Fans are told constantly by players, coaches, and franchise owners they are an incredibly important part of the team. In football, they are referred to the 12th man. Colts fans even have a place in the team’s Ring of Honor. That’s how essential they are to the operation of the team.
So you’ll have to excuse them for taking the retirement of Andrew Luck a little bit too seriously. Forgive a few of them for booing Luck last Saturday night as he left the field after they found out from Adam Schefter’s Twitter feed that he was done with football.
The booing and judgment of Luck was motivated by the financially prudent messaging that makes fans feel as though they are an integral part of the team – as though they belong. As the Colts (and every other NFL team) insist, Luck wasn’t “a quarterback”; he was “our quarterback”.
And “our quarterback” didn’t think enough of fans to share the news of his retirement directly. It was told to them by that twit Schefter, so there was booing. Luck really never shared much with fans. He was most comfortable on the field as the quarterback. In the community, he appreciated his privacy. He wasn’t the life of the party, but that was okay. Indianapolis had his back, as they always do for athletes.
Some Colts fans felt Luck’s lack of respect for them was revealed at the moment Schefter’s tweet was posted. Fans felt like they had been taken for a ride by Luck and by the franchise. As long as they write checks for tickets and swag, they are part of the family. When times get tough – they’re interlopers, crazy cousins, unwanted pets.
In reality, Luck owed fans nothing – not the truth, not effort, not wins. He owed blood, sweat, a kidney, and loyalty to his teammates and employer. Luck owes love to family, as it should be.

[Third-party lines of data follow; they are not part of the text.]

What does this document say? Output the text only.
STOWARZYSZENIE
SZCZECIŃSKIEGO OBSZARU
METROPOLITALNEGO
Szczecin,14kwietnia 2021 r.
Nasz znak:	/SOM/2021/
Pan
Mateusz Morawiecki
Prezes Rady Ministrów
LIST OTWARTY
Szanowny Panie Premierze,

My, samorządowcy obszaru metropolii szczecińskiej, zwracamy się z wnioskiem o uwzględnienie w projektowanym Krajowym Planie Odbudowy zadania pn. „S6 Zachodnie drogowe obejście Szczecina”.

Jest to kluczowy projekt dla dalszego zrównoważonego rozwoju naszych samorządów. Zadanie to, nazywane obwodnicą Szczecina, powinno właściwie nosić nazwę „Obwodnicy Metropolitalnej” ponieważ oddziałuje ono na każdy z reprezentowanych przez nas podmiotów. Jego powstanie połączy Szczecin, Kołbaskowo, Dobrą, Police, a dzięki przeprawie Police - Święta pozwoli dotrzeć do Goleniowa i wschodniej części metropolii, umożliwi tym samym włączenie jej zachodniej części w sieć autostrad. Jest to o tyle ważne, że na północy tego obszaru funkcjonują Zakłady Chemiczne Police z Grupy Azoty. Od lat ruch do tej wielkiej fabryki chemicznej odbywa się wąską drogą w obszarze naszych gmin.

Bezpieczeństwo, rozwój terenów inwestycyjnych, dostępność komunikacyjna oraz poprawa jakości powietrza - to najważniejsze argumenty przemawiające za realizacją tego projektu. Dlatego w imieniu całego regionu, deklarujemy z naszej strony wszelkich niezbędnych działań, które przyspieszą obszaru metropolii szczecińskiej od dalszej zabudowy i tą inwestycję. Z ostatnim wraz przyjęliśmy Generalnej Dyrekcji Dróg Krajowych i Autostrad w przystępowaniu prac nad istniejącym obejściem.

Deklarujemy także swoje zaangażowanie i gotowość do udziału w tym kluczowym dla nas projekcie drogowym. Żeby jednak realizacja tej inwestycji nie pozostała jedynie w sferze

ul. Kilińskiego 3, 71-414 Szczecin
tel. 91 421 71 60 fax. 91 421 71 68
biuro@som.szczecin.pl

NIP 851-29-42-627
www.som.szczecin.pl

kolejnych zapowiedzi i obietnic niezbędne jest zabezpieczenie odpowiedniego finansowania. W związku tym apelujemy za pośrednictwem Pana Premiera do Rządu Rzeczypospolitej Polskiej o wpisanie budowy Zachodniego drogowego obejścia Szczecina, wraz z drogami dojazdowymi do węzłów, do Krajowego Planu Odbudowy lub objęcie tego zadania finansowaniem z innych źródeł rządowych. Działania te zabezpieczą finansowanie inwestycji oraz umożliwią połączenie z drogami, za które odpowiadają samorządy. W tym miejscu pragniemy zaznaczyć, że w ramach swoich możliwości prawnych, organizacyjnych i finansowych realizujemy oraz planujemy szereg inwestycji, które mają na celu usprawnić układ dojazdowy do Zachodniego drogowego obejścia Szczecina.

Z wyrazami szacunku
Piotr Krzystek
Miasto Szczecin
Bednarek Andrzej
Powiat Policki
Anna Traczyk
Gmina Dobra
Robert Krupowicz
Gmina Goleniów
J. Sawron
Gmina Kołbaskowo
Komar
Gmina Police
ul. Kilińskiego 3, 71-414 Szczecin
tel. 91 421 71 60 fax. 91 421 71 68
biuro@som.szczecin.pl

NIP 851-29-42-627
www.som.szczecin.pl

Sadly, no one ever tells the fans those things.
This emotional detachment between athletes and fans works the other way too. Fans enjoy quarterbacks when they win, and quarterbacks enjoy the fans right back until they are done with him – as many Colts fans are now done with Luck.
Scott Tolzien is a hell of a guy, just ask anyone at Fremd High School in suburban Chicago or the University of Wisconsin where he starred at quarterback. When Tolzien threw two pick sixes on opening day in 2017 against the Rams in Los Angeles, fans had enough of the plucky third stringer.
Not sure how many fans would have recognized Tolzien before or after that miserable afternoon, but few would have rushed him for an autograph after.
How many Colts fans would enjoy meeting Hank Baskett? How about none, unless we count those who would like to scream at him for muffing that onside kick at Super Bowl XLIV. Then it might be thousands.
Teams treat fans with enough respect to get them to renew their season tickets, and fans love the players and coaches as long as they win. Some teams forget how flaky fans can be, and fans forget that sports teams are businesses.
But both were reminded Saturday night.